On Wednesday, 29 November 2017 at 10:47:31 UTC, aberba wrote:
On Thursday, 8 January 2015 at 11:10:09 UTC, Johanna Burgos wrote:
Your Mission


Your Track Record

Degree in Computer Science, or closely-related


It baffles me that recruitment still works using this as a requirement. A CS graduate will never know any of these besides basic intro to C, C++, html, css, databases, and basic hardware-software theory... without self learning and practice.

I've never sat in a cs class for a second and I will be bored to death learning these stuff in lectures. I learnt them beyond the syllables years back on my own at a much quicker pase.
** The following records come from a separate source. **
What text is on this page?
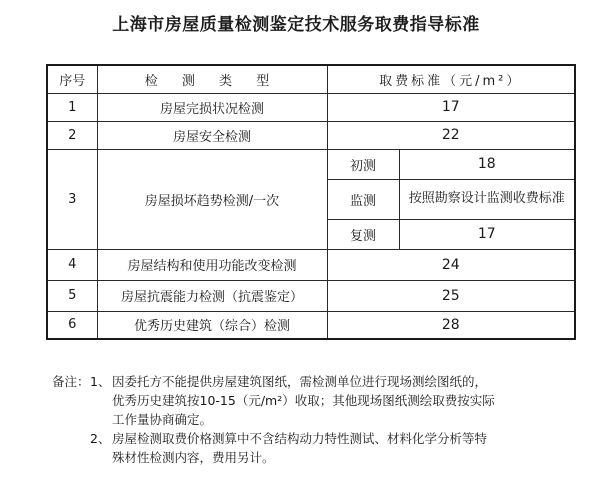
上海市房屋质量检测鉴定技术服务取费指导标准
序号	检 测 类 型	取费标准（元/m²）	
1	房屋完损状况检测	17	
2	房屋安全检测	22	
3	房屋损坏趋势检测/一次	初测	18
		监测	按照勘察设计监测收费标准
		复测	17
4	房屋结构和使用功能改变检测	24	
5	房屋抗震能力检测（抗震鉴定）	25	
6	优秀历史建筑（综合）检测	28	
备注： 1、 因委托方不能提供房屋建筑图纸，需检测单位进行现场测绘图纸的，
优秀历史建筑按10-15（元/m²）收取；其他现场图纸测绘取费按实际
工作量协商确定。
2、 房屋检测取费价格测算中不含结构动力特性测试、材料化学分析等特
殊材性检测内容，费用另计。
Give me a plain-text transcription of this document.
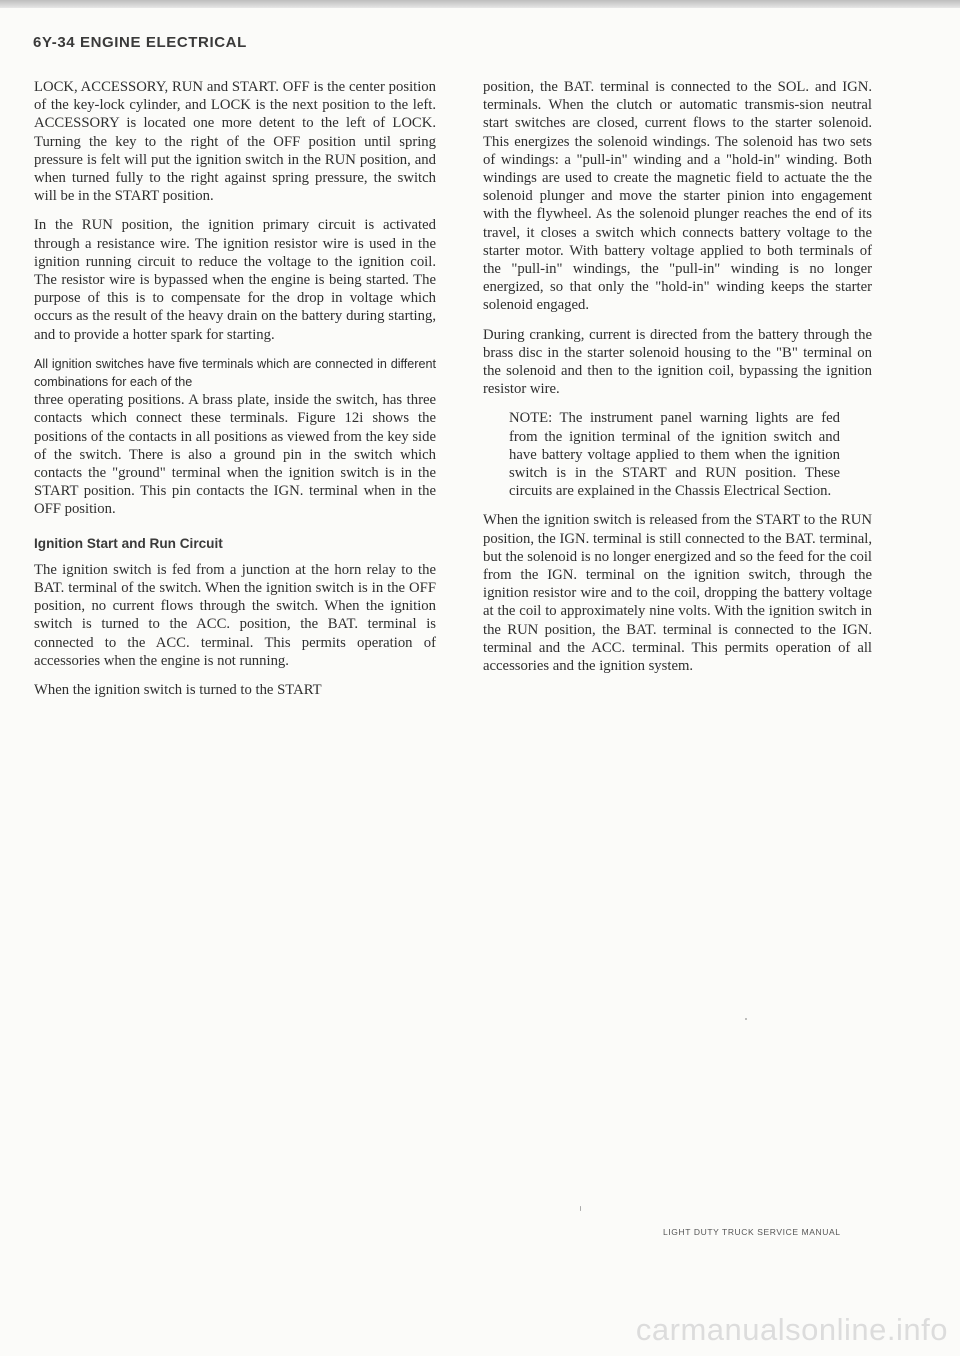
6Y-34 ENGINE ELECTRICAL

LOCK, ACCESSORY, RUN and START. OFF is the center position of the key-lock cylinder, and LOCK is the next position to the left. ACCESSORY is located one more detent to the left of LOCK. Turning the key to the right of the OFF position until spring pressure is felt will put the ignition switch in the RUN position, and when turned fully to the right against spring pressure, the switch will be in the START position.

In the RUN position, the ignition primary circuit is activated through a resistance wire. The ignition resistor wire is used in the ignition running circuit to reduce the voltage to the ignition coil. The resistor wire is bypassed when the engine is being started. The purpose of this is to compensate for the drop in voltage which occurs as the result of the heavy drain on the battery during starting, and to provide a hotter spark for starting.

All ignition switches have five terminals which are connected in different combinations for each of the

three operating positions. A brass plate, inside the switch, has three contacts which connect these terminals. Figure 12i shows the positions of the contacts in all positions as viewed from the key side of the switch. There is also a ground pin in the switch which contacts the "ground" terminal when the ignition switch is in the START position. This pin contacts the IGN. terminal when in the OFF position.

Ignition Start and Run Circuit

The ignition switch is fed from a junction at the horn relay to the BAT. terminal of the switch. When the ignition switch is in the OFF position, no current flows through the switch. When the ignition switch is turned to the ACC. position, the BAT. terminal is connected to the ACC. terminal. This permits operation of accessories when the engine is not running.

When the ignition switch is turned to the START

position, the BAT. terminal is connected to the SOL. and IGN. terminals. When the clutch or automatic transmis-sion neutral start switches are closed, current flows to the starter solenoid. This energizes the solenoid windings. The solenoid has two sets of windings: a "pull-in" winding and a "hold-in" winding. Both windings are used to create the magnetic field to actuate the the solenoid plunger and move the starter pinion into engagement with the flywheel. As the solenoid plunger reaches the end of its travel, it closes a switch which connects battery voltage to the starter motor. With battery voltage applied to both terminals of the "pull-in" windings, the "pull-in" winding is no longer energized, so that only the "hold-in" winding keeps the starter solenoid engaged.

During cranking, current is directed from the battery through the brass disc in the starter solenoid housing to the "B" terminal on the solenoid and then to the ignition coil, bypassing the ignition resistor wire.

NOTE: The instrument panel warning lights are fed from the ignition terminal of the ignition switch and have battery voltage applied to them when the ignition switch is in the START and RUN position. These circuits are explained in the Chassis Electrical Section.

When the ignition switch is released from the START to the RUN position, the IGN. terminal is still connected to the BAT. terminal, but the solenoid is no longer energized and so the feed for the coil from the IGN. terminal on the ignition switch, through the ignition resistor wire and to the coil, dropping the battery voltage at the coil to approximately nine volts. With the ignition switch in the RUN position, the BAT. terminal is connected to the IGN. terminal and the ACC. terminal. This permits operation of all accessories and the ignition system.

LIGHT DUTY TRUCK SERVICE MANUAL
carmanualsonline.info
You become experienced and skilled when you're passionate about it. Its how I started from being curious about how software is made to a full stack generalist... knowing more stack than the above requirements.

You want skills not pedigree.

Incompetence in hiring and HR is par for the course pretty much everywhere, lots of threads about it on proggit/HN/blogs these days. Take for example the recent sexual harassment scandals in the US, where HR depts did nothing for decades. People rightly complain about much smaller stuff than that not getting done well by HR, so of course they don't handle real malfeasance properly.

The biggest joke is that these companies all claim they want the best talent, when they have no idea what the best is in the first place:

https://danluu.com/programmer-moneyball/

It is one of the main reasons for the rise of open source, because you can't stop anyone from contributing or forking, assuming they have the extra time/money to do so.